I was interested in the genres included in the top 5,000 movies. Each firm had a few genres tagged. The genres were stored in one column, pipe delimited. To access the information, I used the “separate” function. I then melt, restructure, the data and remove the movie titles. What I am left with is two columns: the genre and the counter. I decided to group the data and summarize by the counter.

#Top Genres In The Top 5,000 Movies

genre <-select(initial_df, movie_title, genres) %>%
    separate(genres, c("Genre_1", "Genre_2", "Genre_3", "Genre_4", "Genre_5", "Genre_6", "Genre_7"), sep = "\\|",
    extra = "drop", fill = "right")%>% 
    melt(id.vars=c("movie_title"))%>% 
    select(-(variable: movie_title ))%>%
    mutate(countvar =1) %>%
    group_by(value) %>% 
    summarise(genre_sum = sum(countvar)) %>%
    arrange(desc(genre_sum))%>%
    filter(value != "Fi") %>%
    drop_na()%>%
    rename(movie_genre = value)

kable(head(genre,5),  caption = "Movie Genre Datatable")
Movie Genre Datatable
movie_genre genre_sum
Drama 2594
Comedy 1872
Thriller 1408
Action 1153
Romance 1106

I then plot the top 10 rated genres

ggplot(head(genre,10), aes(x= reorder(movie_genre, -genre_sum), y= genre_sum)) +
  geom_bar(stat="identity", color="blue", fill="white") +
  geom_text(aes(label=genre_sum), vjust=-0.3, size=3.5)+
  theme_minimal()+ labs(title="Top 10 Movie Genres")

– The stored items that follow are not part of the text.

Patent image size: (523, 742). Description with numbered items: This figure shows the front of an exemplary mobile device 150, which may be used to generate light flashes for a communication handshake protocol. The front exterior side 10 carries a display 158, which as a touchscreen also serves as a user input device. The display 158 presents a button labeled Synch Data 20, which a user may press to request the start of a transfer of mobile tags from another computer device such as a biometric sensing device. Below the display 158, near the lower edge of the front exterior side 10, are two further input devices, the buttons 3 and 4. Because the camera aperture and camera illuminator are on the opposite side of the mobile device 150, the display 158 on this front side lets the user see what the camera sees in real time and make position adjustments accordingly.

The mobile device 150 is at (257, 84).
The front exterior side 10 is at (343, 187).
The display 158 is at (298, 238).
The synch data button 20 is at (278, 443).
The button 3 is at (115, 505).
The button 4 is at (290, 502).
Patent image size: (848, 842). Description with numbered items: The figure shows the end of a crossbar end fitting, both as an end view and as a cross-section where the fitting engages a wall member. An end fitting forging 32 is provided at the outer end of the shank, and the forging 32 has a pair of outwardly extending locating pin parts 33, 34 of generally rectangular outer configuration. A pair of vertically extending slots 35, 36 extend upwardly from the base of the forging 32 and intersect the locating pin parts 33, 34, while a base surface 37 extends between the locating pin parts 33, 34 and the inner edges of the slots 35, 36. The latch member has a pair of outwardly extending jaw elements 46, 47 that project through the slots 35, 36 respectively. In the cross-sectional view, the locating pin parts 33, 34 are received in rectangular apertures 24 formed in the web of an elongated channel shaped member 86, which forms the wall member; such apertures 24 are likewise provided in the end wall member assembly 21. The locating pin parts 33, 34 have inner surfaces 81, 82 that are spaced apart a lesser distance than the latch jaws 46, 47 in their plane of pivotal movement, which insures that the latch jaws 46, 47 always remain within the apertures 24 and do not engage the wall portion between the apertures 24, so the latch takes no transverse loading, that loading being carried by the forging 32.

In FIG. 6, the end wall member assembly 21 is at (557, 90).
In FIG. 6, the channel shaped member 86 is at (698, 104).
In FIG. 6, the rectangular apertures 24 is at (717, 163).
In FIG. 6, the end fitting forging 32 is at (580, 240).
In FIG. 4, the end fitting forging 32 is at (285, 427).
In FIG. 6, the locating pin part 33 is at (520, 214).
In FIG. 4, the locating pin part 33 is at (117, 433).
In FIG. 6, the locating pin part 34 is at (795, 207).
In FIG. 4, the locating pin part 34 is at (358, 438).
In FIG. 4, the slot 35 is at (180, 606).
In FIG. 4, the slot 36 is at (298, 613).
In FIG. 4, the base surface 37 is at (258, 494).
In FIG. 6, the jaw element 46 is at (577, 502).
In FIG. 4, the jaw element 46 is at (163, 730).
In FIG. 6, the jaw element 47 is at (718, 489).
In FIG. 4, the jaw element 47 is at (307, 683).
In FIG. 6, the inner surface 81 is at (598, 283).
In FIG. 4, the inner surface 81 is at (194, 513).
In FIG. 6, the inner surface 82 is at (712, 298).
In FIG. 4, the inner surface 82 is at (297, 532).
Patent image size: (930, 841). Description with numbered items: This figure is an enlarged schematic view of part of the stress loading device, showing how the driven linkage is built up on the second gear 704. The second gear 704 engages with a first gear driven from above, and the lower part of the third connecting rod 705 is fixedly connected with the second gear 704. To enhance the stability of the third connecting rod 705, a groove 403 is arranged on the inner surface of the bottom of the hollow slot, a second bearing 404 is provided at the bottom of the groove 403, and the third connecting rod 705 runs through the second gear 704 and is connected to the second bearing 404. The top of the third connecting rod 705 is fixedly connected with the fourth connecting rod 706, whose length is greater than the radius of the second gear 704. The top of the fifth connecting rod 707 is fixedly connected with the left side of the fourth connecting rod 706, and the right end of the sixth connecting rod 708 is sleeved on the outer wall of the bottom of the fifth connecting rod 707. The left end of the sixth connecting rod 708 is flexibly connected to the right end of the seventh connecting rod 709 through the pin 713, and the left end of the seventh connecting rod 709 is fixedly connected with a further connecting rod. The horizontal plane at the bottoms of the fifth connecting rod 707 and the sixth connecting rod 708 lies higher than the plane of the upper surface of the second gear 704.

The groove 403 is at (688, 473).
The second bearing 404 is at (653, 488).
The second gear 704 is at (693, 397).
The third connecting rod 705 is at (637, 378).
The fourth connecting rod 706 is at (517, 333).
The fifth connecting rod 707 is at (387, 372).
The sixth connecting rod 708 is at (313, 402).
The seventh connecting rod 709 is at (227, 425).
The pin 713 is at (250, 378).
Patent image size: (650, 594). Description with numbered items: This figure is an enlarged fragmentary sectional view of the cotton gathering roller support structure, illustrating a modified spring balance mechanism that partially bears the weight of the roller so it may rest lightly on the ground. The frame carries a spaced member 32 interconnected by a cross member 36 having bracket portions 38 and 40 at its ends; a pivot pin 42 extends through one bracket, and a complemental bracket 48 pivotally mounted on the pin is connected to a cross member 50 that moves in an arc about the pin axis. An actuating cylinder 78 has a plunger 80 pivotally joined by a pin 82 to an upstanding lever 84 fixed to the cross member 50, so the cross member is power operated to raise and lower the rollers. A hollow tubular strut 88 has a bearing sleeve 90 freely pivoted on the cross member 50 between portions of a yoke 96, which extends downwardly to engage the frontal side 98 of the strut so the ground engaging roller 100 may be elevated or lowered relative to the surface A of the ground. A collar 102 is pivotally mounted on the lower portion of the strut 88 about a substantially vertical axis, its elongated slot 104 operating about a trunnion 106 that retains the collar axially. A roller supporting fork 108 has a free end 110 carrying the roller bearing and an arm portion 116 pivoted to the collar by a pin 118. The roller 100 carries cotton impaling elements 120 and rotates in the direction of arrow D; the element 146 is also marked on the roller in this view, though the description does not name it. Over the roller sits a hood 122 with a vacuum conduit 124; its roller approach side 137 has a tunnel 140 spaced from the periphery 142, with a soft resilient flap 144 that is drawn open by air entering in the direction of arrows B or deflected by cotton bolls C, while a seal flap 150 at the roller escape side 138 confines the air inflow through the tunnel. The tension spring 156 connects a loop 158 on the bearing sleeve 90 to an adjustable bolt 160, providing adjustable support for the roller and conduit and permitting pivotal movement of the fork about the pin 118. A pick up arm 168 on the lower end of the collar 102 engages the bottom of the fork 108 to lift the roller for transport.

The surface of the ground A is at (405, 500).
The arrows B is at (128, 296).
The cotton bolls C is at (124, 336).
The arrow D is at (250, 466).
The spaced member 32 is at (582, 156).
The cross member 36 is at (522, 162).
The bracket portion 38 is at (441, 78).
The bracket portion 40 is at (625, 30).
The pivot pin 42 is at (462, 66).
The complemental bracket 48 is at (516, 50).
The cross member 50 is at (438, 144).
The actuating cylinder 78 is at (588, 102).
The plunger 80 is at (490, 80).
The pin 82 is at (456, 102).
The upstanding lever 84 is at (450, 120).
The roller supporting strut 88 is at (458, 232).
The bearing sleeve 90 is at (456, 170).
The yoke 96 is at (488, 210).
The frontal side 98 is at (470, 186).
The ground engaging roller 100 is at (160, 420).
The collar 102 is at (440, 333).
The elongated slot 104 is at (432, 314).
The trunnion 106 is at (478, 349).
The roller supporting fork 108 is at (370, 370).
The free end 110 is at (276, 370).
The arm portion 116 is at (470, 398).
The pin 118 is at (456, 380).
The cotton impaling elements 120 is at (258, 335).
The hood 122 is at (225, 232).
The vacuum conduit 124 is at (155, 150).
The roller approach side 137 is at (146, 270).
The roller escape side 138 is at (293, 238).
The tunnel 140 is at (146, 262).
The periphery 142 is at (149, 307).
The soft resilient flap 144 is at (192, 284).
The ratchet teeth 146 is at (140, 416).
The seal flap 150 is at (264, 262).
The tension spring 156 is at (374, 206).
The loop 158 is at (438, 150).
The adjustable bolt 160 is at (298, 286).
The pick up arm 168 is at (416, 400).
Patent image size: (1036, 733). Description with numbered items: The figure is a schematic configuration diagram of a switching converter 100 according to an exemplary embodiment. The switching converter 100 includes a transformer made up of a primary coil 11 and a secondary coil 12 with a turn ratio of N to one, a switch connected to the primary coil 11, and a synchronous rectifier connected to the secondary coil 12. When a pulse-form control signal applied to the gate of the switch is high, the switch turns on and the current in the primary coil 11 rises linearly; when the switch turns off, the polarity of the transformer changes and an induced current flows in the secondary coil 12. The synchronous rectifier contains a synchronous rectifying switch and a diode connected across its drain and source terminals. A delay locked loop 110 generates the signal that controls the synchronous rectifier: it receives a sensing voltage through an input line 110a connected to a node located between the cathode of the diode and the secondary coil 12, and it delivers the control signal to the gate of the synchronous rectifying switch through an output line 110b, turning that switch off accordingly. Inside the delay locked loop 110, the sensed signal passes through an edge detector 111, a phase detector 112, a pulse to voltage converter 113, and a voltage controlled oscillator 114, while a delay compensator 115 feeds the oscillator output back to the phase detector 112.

I was also interested most profitable directors and their associated facebook likes. Each row in the dataset has the director’s name, the budget and the gross of each movie. I used mutate the find the net profit of firms for each director. I then grouped the data by the director and summarized the average profit and sum of facebook likes.

#Top Profitable Directors In The Top 5,000 Movies

director <-select(initial_df,director_name,director_facebook_likes, budget, gross) %>%
    mutate(countvar =1) %>%
    mutate(net_profit= gross - budget) %>%
    group_by(director_name) %>% 
    #drop_na()%>%
    summarise(avg_profit = mean(net_profit, na.rm = TRUE), movie_count = sum(countvar, na.rm = TRUE),
              facebook_likes = sum(director_facebook_likes, na.rm = TRUE)) %>%
    arrange(desc(avg_profit))

kable(head(director,5),  caption = "Director Datatable")
Director Datatable
director_name avg_profit movie_count facebook_likes
Tim Miller 305024263 1 84
George Lucas 277328296 5 0
Richard Marquand 276625409 1 37
Kyle Balda 262029560 1 22
Colin Trevorrow 252717532 2 730

I was also interested the actor information. More specifically, I was interest in the number of “top rated” movies each actor stared in as welll as and their facebook likes. Each row in the dataset has the actors’ name and their facebook likes. I used rbind to merge all the temp dataframes together. I then grouped the data by the actor and summarized by the sum of facebook likes and movie counts.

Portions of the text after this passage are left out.